Cochran's Electric Light Company


Edgewater Electric Light Station
Western Electric, Volume 5, Number 24, December 14, 1889, page 305
Edgewater Electric Light Station
The cut presented herewith, shows the interior of the electric light station at Edgewater, Ill. Edgewater is one of Chicago’s most beautiful suburbs and its lighting plant is entirely in keeping with the general attractiveness of the place. The suburb was laid out by J. L. Cochran, who controls the property. Mr. Cochran followed a well-matured plan in creating Edgewater, and the results have been more than satisfactory. It is now an exclusive and fashionable colony.
No two buildings are alike. Each house is of modern and beautiful design and fitted with every convenience. In planning for the development of Edgewater, the originator determined that nothing should be wanting to make the place attractive. The all-important question as to what was the best illuminant to adopt for both house and street lighting was decided without hesitation in favor of electricity. Leonard & Izard of Chicago were awarded the contract to install the Edison system. The plant was first started in the basement of the “the Hall.” Six houses were wired on the two-wire system and supplied with current from a 250-light machine. The wires were run bare on a pole line in what are called “the alleys” at the back of the houses. Connection with the pole line from the conductors inside of the houses is made through the attics. A short time afterward ten new houses were finished, and it was then decided to change to a three-wire system. The plant was moved soon after to the new station which had been erected to receive it. It is the interior of the last named structure which is shown in the accompanying illustration. The first impression on entering the station is a most pleasant one. The floor and ceiling are of yellow pine with oil finish. The walls are of painted brick. The windows are covered with delicately tinted shades and at each is hung a basket of growing flowers. Between the windows are ornamented pedestals. On these are placed growing plants in pots and vases. Whether the favorable impression is caused by the clean and spotless appearance of the polished work on the engines and machines, or by the general effect of the potted plants and flowers, tastefully disposed among the machines and in the windows, is difficult to say.

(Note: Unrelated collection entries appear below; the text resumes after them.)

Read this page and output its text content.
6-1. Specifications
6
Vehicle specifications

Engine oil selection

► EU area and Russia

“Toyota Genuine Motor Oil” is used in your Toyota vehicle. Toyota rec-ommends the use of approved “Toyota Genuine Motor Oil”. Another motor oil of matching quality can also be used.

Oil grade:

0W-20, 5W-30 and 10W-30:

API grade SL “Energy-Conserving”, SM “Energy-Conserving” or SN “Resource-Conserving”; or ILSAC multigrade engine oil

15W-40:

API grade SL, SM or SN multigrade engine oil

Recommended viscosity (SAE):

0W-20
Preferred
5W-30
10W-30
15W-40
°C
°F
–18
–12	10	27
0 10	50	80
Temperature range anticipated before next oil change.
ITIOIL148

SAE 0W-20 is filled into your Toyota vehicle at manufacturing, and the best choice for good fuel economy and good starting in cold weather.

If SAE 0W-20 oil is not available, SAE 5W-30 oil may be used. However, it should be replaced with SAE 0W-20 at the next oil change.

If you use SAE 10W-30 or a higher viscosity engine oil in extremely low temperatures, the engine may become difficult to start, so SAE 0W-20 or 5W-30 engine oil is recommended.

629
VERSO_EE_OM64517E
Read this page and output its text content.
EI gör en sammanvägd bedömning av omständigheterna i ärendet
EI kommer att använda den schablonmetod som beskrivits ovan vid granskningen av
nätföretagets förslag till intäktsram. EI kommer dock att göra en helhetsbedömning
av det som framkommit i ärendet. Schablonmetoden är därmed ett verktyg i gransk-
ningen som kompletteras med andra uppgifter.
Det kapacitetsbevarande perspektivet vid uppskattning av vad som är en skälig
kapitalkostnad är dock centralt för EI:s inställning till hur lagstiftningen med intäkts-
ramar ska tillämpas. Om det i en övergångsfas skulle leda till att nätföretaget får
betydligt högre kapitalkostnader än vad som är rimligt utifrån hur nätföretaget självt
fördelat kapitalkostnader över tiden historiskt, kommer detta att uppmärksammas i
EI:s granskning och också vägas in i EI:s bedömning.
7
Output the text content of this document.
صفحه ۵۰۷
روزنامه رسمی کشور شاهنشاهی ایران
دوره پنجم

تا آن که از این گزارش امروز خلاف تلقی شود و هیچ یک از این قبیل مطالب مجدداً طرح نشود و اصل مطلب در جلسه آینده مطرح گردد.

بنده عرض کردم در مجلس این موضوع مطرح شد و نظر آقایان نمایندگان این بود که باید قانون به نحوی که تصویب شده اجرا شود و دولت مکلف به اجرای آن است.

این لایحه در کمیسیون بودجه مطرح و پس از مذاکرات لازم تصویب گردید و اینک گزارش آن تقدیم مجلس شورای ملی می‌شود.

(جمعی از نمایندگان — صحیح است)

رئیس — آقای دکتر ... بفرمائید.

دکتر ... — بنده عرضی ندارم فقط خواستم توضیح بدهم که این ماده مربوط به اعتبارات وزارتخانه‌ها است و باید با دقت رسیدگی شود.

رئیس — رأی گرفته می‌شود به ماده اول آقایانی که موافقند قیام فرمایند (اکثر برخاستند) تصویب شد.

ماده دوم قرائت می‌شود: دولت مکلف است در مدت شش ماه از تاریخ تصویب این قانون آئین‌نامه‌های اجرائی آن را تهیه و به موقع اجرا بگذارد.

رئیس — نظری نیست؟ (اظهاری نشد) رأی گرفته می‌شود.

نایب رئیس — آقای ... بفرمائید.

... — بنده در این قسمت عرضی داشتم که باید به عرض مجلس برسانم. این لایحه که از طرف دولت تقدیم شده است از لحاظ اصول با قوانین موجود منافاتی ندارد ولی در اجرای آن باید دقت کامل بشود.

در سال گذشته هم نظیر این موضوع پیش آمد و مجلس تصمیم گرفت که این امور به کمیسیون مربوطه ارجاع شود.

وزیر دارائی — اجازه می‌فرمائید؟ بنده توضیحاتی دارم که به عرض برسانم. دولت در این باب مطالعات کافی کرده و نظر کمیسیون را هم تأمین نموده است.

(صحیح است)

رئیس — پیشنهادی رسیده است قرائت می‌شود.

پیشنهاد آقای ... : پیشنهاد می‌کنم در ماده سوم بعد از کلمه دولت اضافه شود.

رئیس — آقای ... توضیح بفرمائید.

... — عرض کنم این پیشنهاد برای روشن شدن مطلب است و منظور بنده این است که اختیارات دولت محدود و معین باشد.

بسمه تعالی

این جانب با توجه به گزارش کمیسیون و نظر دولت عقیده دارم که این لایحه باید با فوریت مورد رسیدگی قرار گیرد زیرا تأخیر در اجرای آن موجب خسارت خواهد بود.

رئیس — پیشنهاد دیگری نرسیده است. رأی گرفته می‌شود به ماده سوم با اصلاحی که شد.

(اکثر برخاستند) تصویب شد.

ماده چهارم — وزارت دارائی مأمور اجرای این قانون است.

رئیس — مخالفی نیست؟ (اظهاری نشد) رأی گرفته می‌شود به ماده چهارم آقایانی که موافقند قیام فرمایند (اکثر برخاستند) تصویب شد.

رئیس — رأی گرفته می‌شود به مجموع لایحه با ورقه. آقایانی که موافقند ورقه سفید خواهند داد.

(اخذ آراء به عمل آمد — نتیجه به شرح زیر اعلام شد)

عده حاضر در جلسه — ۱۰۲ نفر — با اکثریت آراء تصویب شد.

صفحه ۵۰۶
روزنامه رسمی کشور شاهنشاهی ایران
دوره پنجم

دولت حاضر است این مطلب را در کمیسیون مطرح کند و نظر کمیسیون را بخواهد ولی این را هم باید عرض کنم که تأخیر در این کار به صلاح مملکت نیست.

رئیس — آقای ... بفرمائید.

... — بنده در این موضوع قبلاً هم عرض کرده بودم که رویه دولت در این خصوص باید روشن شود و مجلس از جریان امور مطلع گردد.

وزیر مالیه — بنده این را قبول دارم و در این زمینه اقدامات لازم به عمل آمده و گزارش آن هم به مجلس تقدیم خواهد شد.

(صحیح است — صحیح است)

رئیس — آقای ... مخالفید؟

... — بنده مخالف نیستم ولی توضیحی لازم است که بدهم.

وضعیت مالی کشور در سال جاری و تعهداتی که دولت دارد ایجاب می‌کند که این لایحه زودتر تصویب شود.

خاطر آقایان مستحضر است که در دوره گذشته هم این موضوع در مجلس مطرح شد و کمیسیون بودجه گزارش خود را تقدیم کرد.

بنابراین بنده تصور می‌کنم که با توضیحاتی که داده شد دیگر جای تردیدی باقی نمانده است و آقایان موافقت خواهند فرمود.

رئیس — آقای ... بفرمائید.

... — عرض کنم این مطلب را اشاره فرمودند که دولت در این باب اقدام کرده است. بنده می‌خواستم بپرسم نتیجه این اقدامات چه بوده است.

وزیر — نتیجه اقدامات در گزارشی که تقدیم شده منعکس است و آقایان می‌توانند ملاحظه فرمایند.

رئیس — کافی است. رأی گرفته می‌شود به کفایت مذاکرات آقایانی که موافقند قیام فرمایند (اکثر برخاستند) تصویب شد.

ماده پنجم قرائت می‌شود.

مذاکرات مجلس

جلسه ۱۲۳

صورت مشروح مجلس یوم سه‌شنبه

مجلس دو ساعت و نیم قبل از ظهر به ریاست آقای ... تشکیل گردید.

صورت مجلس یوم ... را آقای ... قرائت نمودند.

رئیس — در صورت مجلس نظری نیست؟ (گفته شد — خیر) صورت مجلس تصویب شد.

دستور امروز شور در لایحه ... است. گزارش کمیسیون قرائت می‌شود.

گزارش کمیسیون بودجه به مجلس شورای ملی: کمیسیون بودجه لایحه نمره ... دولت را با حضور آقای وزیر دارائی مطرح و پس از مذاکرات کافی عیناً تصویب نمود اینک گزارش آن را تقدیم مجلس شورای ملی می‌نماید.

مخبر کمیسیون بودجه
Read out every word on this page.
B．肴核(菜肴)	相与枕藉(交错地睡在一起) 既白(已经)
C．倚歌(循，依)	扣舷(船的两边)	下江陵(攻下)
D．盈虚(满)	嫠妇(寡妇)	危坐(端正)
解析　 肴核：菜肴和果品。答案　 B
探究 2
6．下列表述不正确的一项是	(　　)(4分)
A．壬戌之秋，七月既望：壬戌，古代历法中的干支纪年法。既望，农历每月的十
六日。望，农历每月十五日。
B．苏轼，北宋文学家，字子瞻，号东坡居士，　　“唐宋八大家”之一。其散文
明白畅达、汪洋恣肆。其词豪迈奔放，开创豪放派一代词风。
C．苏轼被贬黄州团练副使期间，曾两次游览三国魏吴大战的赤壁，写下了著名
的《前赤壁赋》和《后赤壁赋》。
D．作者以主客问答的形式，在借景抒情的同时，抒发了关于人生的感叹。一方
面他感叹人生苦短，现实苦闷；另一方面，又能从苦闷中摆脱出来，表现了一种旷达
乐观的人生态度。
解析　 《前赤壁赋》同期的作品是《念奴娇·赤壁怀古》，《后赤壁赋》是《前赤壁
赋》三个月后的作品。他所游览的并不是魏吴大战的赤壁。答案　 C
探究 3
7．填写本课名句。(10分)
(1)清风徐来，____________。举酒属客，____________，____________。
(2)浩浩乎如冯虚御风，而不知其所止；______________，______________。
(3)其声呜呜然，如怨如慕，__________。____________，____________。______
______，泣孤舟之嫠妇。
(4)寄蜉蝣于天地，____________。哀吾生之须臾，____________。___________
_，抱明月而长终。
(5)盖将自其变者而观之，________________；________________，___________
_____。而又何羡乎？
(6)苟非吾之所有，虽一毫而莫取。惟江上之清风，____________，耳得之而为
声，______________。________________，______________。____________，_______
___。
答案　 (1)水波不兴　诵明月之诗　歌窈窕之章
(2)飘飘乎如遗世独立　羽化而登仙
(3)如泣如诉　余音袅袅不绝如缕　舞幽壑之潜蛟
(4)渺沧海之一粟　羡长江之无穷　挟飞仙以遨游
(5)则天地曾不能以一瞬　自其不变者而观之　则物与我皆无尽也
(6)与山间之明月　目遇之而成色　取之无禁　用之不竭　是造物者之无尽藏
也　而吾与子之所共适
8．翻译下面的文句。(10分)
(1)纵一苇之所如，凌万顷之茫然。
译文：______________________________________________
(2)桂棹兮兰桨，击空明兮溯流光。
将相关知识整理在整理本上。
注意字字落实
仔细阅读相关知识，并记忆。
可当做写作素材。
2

All the machinery is on the ground floor. The boiler room adjoins the dynamo room. The building is a two-story one, the upper story being divided into comfortable and well lighted apartments. These are occupied by the superintendent, W. F. Gossick. The dynamos are belted directly to the engines as shown. There are two No. 12 Edison hand regulating machines of 500 lights capacity each, and two of 250 lights capacity. The two larger machines are driven by a 100-horse power compound condensing Williams engine. A 60-horse power Ide engine furnishes power for the two 250 lighters. The switch board is located to the left of the dynamos as represented in the cut, and consequently is not shown. The switches, “bus bars,” and, in fact, all the conductors in the station are of bright polished copper. The whole system of conductors and switches is, of course, arranged so that any or all of the machines may be thrown on or off as desired. It may also be mentioned that the “pilot lamp” on each machine is inclosed in a delicately colored glass shade. The effect of these different colored lights in the evening is most pleasing. The oil from the engines is carried off by pipes to a reservoir beneath the floor. From the tank it is pumped into a filter, and in this way is used over and over again.
Steam is taken from two boilers. One is a 100-horse power tubular boiler made by the National Boiler Works, Chicago; the other is a 60-horse power boiler of the same type. The smaller boiler was made by Peter Devine, Chicago. A steam pressure of 70 is carried. The Jarvis furnace setting is used. Screenings are burned. The fuel is unloaded from the cars into the boiler room, the station being located alongside the tracks of the Chicago & Evanston Railroad.
Water for condensing purposes is obtained from nine “drive wells” and one “open” well. The “drive” wells consist merely of two inch pipe driven from six to eight feet into the sandy soil. From this depth surface water is drawn by a Dean combination pump and condenser. The water from the condenser is discharged after use, into an open ground at the back of the station. As sufficient water could not be obtained from nine “drive” wells, an “open” well fourteen feet in diameter and fourteen feet deep was built. The water supply is now ample.
Wiring has been finished for 1,500 lamps. Thirty-two candle power lamps are used in the streets, and are hung over the center. Sixteen candle power lamps are used in the residences. The plant runs from dusk in the evening until dawn. The electrical work in connection with the station was all done under the supervision of E. C. Noe for Leonard & Izard.